For those of you who are the least in our society or who are going through struggles in your life, today’s Psalm is one of thanksgiving. It reminds us that if we call upon our Creator in times of trouble God will answer. Now, we may not always like the answer or the time it takes for God to respond, but He will answer. And God does it with steadfast love and faithfulness for those who put their faith in Him. The stories of our scriptures are about relationships – whether it is between God and her people or God and an individual or relationships between people.
The writer of this text is thanking God for answering his call for help. He bows down toward the holy temple because during this time it is where God resides, whereas today She resides within those who choose to become a part of the Body of Christ.
Psalm 138:6 “Even though the LORD is high, he can still see the lowly, but God keeps his distance from the arrogant.”
This view is expanded upon in Psalm 113:7-8… "God lifts up the poor from the dirt and raises up the needy from the garbage pile to seat them with leaders—with the leaders of his own people!"
In the final two verses of Psalm 138 the writer articulates his belief that God stands with those in trouble, and that God’s purposes will be fulfilled, despite appearances to the contrary.
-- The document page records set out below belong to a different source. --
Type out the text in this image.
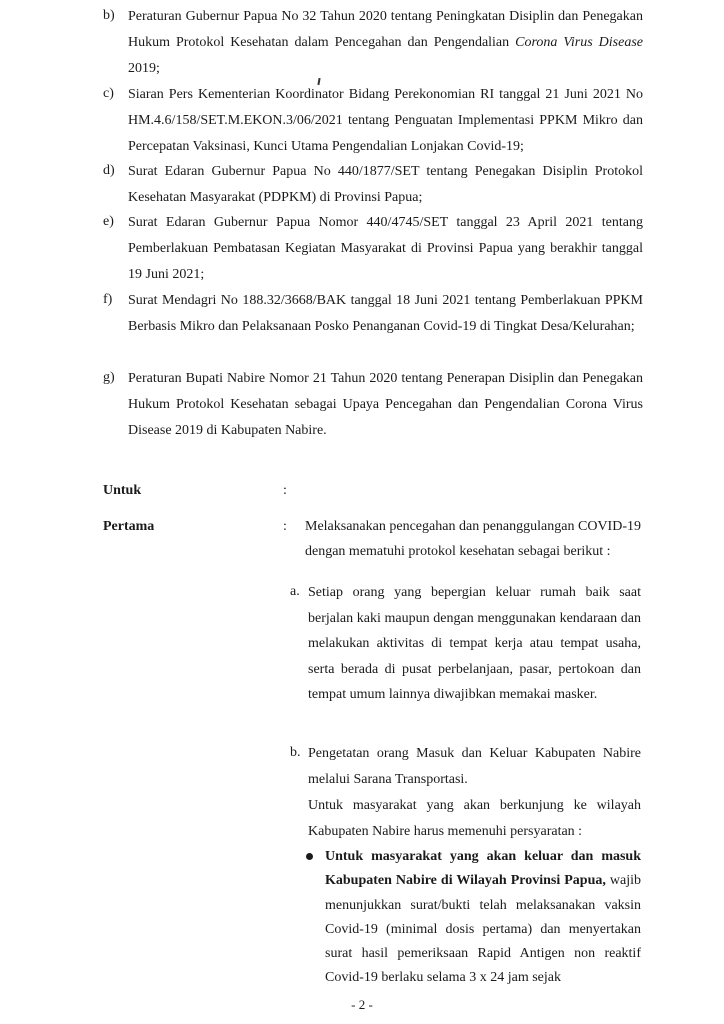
b) Peraturan Gubernur Papua No 32 Tahun 2020 tentang Peningkatan Disiplin dan Penegakan Hukum Protokol Kesehatan dalam Pencegahan dan Pengendalian Corona Virus Disease 2019;
c) Siaran Pers Kementerian Koordinator Bidang Perekonomian RI tanggal 21 Juni 2021 No HM.4.6/158/SET.M.EKON.3/06/2021 tentang Penguatan Implementasi PPKM Mikro dan Percepatan Vaksinasi, Kunci Utama Pengendalian Lonjakan Covid-19;
d) Surat Edaran Gubernur Papua No 440/1877/SET tentang Penegakan Disiplin Protokol Kesehatan Masyarakat (PDPKM) di Provinsi Papua;
e) Surat Edaran Gubernur Papua Nomor 440/4745/SET tanggal 23 April 2021 tentang Pemberlakuan Pembatasan Kegiatan Masyarakat di Provinsi Papua yang berakhir tanggal 19 Juni 2021;
f) Surat Mendagri No 188.32/3668/BAK tanggal 18 Juni 2021 tentang Pemberlakuan PPKM Berbasis Mikro dan Pelaksanaan Posko Penanganan Covid-19 di Tingkat Desa/Kelurahan;
g) Peraturan Bupati Nabire Nomor 21 Tahun 2020 tentang Penerapan Disiplin dan Penegakan Hukum Protokol Kesehatan sebagai Upaya Pencegahan dan Pengendalian Corona Virus Disease 2019 di Kabupaten Nabire.
Untuk	:
Pertama	: Melaksanakan pencegahan dan penanggulangan COVID-19 dengan mematuhi protokol kesehatan sebagai berikut :
a. Setiap orang yang bepergian keluar rumah baik saat berjalan kaki maupun dengan menggunakan kendaraan dan melakukan aktivitas di tempat kerja atau tempat usaha, serta berada di pusat perbelanjaan, pasar, pertokoan dan tempat umum lainnya diwajibkan memakai masker.
b. Pengetatan orang Masuk dan Keluar Kabupaten Nabire melalui Sarana Transportasi.
Untuk masyarakat yang akan berkunjung ke wilayah Kabupaten Nabire harus memenuhi persyaratan :
Untuk masyarakat yang akan keluar dan masuk Kabupaten Nabire di Wilayah Provinsi Papua, wajib menunjukkan surat/bukti telah melaksanakan vaksin Covid-19 (minimal dosis pertama) dan menyertakan surat hasil pemeriksaan Rapid Antigen non reaktif Covid-19 berlaku selama 3 x 24 jam sejak
- 2 -
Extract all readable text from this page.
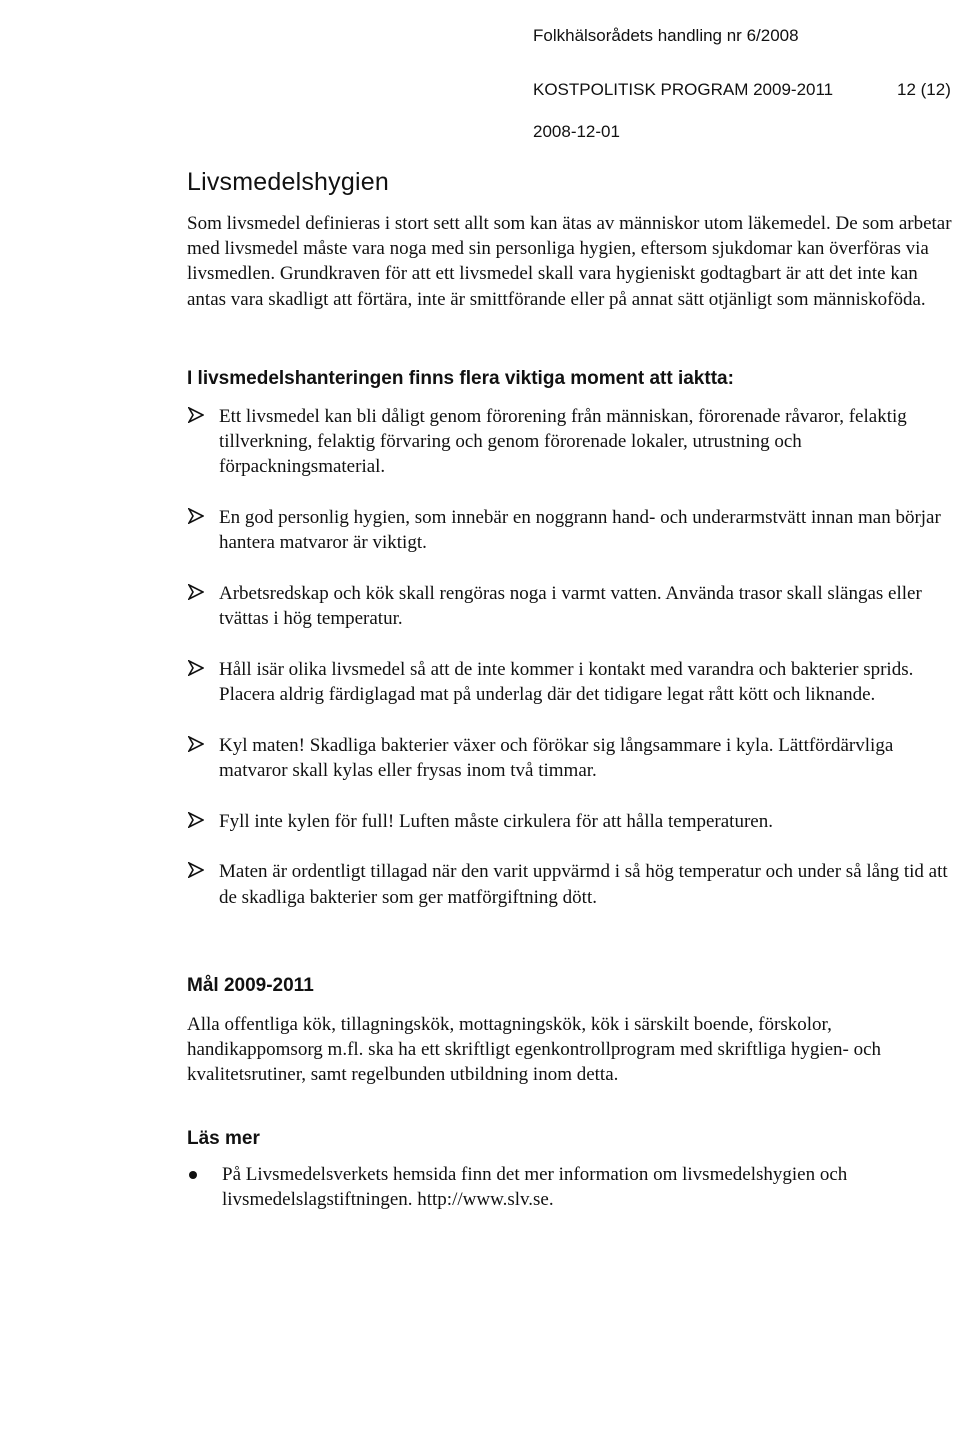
Folkhälsorådets handling nr 6/2008
KOSTPOLITISK PROGRAM 2009-2011	12 (12)
2008-12-01
Livsmedelshygien

Som livsmedel definieras i stort sett allt som kan ätas av människor utom läkemedel. De som arbetar med livsmedel måste vara noga med sin personliga hygien, eftersom sjukdomar kan överföras via livsmedlen. Grundkraven för att ett livsmedel skall vara hygieniskt godtagbart är att det inte kan antas vara skadligt att förtära, inte är smittförande eller på annat sätt otjänligt som människoföda.

I livsmedelshanteringen finns flera viktiga moment att iaktta:
Ett livsmedel kan bli dåligt genom förorening från människan, förorenade råvaror, felaktig tillverkning, felaktig förvaring och genom förorenade lokaler, utrustning och förpackningsmaterial.
En god personlig hygien, som innebär en noggrann hand- och underarmstvätt innan man börjar hantera matvaror är viktigt.
Arbetsredskap och kök skall rengöras noga i varmt vatten. Använda trasor skall slängas eller tvättas i hög temperatur.
Håll isär olika livsmedel så att de inte kommer i kontakt med varandra och bakterier sprids. Placera aldrig färdiglagad mat på underlag där det tidigare legat rått kött och liknande.
Kyl maten! Skadliga bakterier växer och förökar sig långsammare i kyla. Lättfördärvliga matvaror skall kylas eller frysas inom två timmar.
Fyll inte kylen för full! Luften måste cirkulera för att hålla temperaturen.
Maten är ordentligt tillagad när den varit uppvärmd i så hög temperatur och under så lång tid att de skadliga bakterier som ger matförgiftning dött.
Mål 2009-2011

Alla offentliga kök, tillagningskök, mottagningskök, kök i särskilt boende, förskolor, handikappomsorg m.fl. ska ha ett skriftligt egenkontrollprogram med skriftliga hygien- och kvalitetsrutiner, samt regelbunden utbildning inom detta.

Läs mer
På Livsmedelsverkets hemsida finn det mer information om livsmedelshygien och livsmedelslagstiftningen. http://www.slv.se.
"Whenever I am in deep trouble, you make me live again; you send your power against my enemies' wrath; you save me with your strong hand.
The LORD will do all this for my sake. Your faithful love lasts forever, LORD! Don't let go of what your hands have made."
This last verse is a reminder that God supports us, loves us, and created us! This is why Jesus loved the Old Testament! This is what He taught.
People of the Way of Jesus, when you go out into the world, go forth in power, full of the Spirit of God. Let love be genuine, hold fast to what is good, rejoice in hope, be patient in suffering and persevere in prayer. And may God the Father, God the Son and God the Holy Spirit be with you always. Amen.